You can do that on the fly, using the TxDb
and the OrgDb
for that organism. Here is a function that I wrote recently to create a gene plot, followed by coverage plots for zero or more BAM files, that I use for non-model organisms.
makeGGplot <- function(gene, bams = NULL, txdb, orgdb, bamnames, geom = "gapped.pair"){
## gene is gene symbol
## bams is a vector of bamfile paths. Ensure they are indexed
## txdb and orgdb are obvious
## bamnames is a vector of names for resulting ggplot
## geom = "line" is in general faster
require("biovizBase", quietly = TRUE, character.only = TRUE)

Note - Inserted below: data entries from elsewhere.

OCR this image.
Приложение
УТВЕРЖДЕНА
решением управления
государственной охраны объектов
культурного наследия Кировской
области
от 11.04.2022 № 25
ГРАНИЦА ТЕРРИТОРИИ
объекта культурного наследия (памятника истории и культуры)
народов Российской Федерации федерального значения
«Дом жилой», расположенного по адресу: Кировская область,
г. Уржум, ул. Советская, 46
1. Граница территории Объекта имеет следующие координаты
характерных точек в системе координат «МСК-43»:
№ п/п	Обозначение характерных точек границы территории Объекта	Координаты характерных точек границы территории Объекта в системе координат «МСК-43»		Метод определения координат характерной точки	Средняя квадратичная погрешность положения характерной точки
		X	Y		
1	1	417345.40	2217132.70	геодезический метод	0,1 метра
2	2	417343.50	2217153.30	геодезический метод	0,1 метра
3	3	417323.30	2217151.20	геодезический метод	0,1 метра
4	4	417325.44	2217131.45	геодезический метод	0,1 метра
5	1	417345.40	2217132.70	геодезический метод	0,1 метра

require("ggbio", quietly = TRUE, character.only = TRUE)
egid <- mapIds(orgdb, gene, "ENTREZID", "SYMBOL")
gnrng <- genes(txdb, single.strand.genes.only = FALSE)[[egid]]
if(length(gnrng) > 1) warning("Doubledog!")
tx <- crunch(txdb, which = gnrng)
tx <- split(tx, tx$tx_id)
lbs <- select(txdb, names(tx), c("TXNAME","TXID","GENEID"), "TXID")
lbs$SYMBOL <- mapIds(orgdb, lbs$GENEID, "SYMBOL", "ENTREZID")
ind <- lbs$GENEID %in% egid
lbs <- lbs[ind,]
tx <- tx[ind]
names(tx) <- lbs$SYMBOL
gnplot <- ggplot() + do.call(geom_alignment, c(list(data = tx, names.expr = "SYMBOL")))
if(is.null(bams)){
gnplot
} else {
gnplot <- list(gnplot)
gnrng <- keepSeqlevels(gnrng, as.character(seqnames(gnrng)))
bl <- BamFileList(bams)
bamplot <- lapply(bl, autoplot, which = gnrng, geom=geom)
names(bamplot) <- bamnames
tracks(c(gnplot, bamplot), heights = c(4, rep(1, length(bams))), label.text.angle = 0, xlim = gnrng,
label.text.cex = 0.75)
}
}
Doing say
> hub <- AnnotationHub()
|======================================================================| 100%
snapshotDate(): 2019-10-29
> query(hub, c("elegans","txdb"))
AnnotationHub with 8 records
# snapshotDate(): 2019-10-29
# $dataprovider: UCSC
# $species: Caenorhabditis elegans
# $rdataclass: TxDb
# additional mcols(): taxonomyid, genome, description,
# coordinate_1_based, maintainer, rdatadateadded, preparerclass, tags,
# rdatapath, sourceurl, sourcetype
# retrieve records with, e.g., 'object[["AH52249"]]'
title
AH52249 | TxDb.Celegans.UCSC.ce11.refGene.sqlite
AH52250 | TxDb.Celegans.UCSC.ce6.ensGene.sqlite
AH53778 | TxDb.Celegans.UCSC.ce11.refGene.sqlite
AH57984 | TxDb.Celegans.UCSC.ce11.refGene.sqlite
AH61790 | TxDb.Celegans.UCSC.ce11.refGene.sqlite
AH66167 | TxDb.Celegans.UCSC.ce11.refGene.sqlite
AH70583 | TxDb.Celegans.UCSC.ce11.ensGene.sqlite
AH70584 | TxDb.Celegans.UCSC.ce11.refGene.sqlite
> txdb <- hub[["AH70584"]]
> query(hub, c("elegans","orgdb"))
AnnotationHub with 2 records
# snapshotDate(): 2019-10-29
# $dataprovider: ftp://ftp.ncbi.nlm.nih.gov/gene/DATA/
# $species: Drosophila elegans, Caenorhabditis elegans
# $rdataclass: OrgDb
# additional mcols(): taxonomyid, genome, description,
# coordinate_1_based, maintainer, rdatadateadded, preparerclass, tags,
# rdatapath, sourceurl, sourcetype
# retrieve records with, e.g., 'object[["AH75747"]]'
title
AH75747 | org.Ce.eg.db.sqlite
AH76581 | org.Drosophila_elegans.eg.sqlite
> orgdb <- hub[["AH75747"]]
> makeGGplot("homt-1", NULL, txdb, orgdb, "nobams")
Seems to work OK.
Just to clarify, the
genesymbol
dataset is really just a convenience for demonstration purposes. Jim is right: ggbio should directly support TxDb and other annotation objects.